We chucked our rocks and turned in our boots and bowls and watched the last
half of the sled dogs. They were much more robust dogs that those we’d seen at
the Iditarod HQ! The rest of the afternoon was a back track. We saw a lot of
moose and caribou today, but sadly not a single grizzly bear! We learned that
caribou and reindeer are actually the same animal. They eat a lot of reindeer
sausage around here, but we’ve avoided it! It is illegal to own or sell
caribou, but legal for reindeer. Go figure. Both inbound and outbound, we
passed a volunteer exercising a canine ranger! When the park road is closed
from September to May only non-motorized entry is available and that includes
to the park rangers. All transportation has to be basically by foot,
cross-country skis, snow shoes or dog sleds. They have kept working Alaskan
sled dogs there since 1917! Canine Ranger Andi gave birth to a new litter in
July. They do 3 sled dog demonstrations at day and we may try to return in the
morning. I love the idea of a century of canine rangers!

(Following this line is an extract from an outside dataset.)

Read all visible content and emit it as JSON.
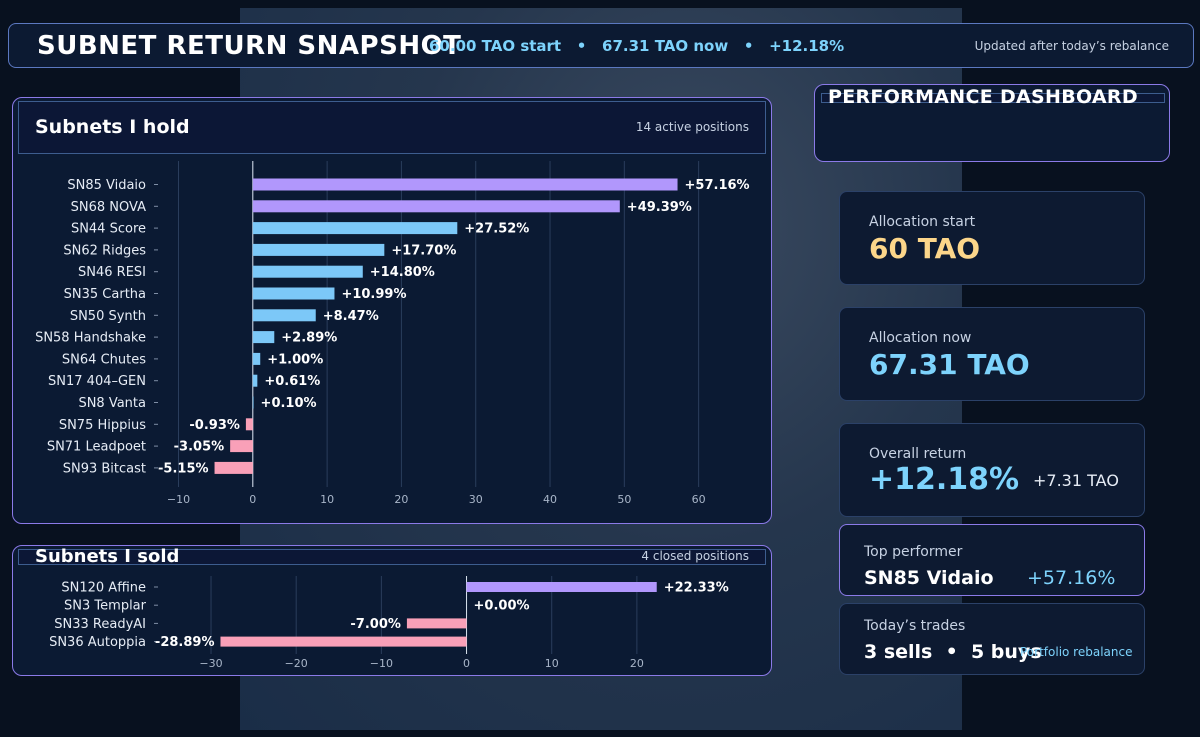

We got back to the hotel as the last drop off around 8pm. It
was a long but good day. It has made the last 2 days all worthwhile! We had
noticed a hand painted sign out on the road across the street from Denali Park
Village. It said Thai Food. We drove over there to see about dinner. It was an
orange trailer identical to the one in Healy last night that was so busy. We
almost went there in Healy, but I balked because I don’t like all that coconut
milk and lemongrass. It wasn’t like that or mine wasn’t. I had a noodle dish with
chicken that was delicious that was under $10. Clay had a chicken stir fry for
$12 that was heavy with coconut milk, but he really liked it. They had a liquor
store on this side of the street too. There was a lot of foot traffic that we
observed of Denali Park Village people walking over for alcohol and Thai to
carry back over to have at Denali Park Village. We didn’t see any alcohol for
sale on our side of the street except in the Lodge at high prices. That
explains the foot traffic. I can only recommend Denali Park Village if you need
a good seat on the Kantishna Roadhouse tour bus!
Tomorrow we check out and head back south. We have another
chance for a different, southern view of Denali before heading back to
Anchorage and boarding Crystal Serenity for our big North West Passage cruise.
We’re ready for some rest, relaxation and a long stretch of sea days and naps!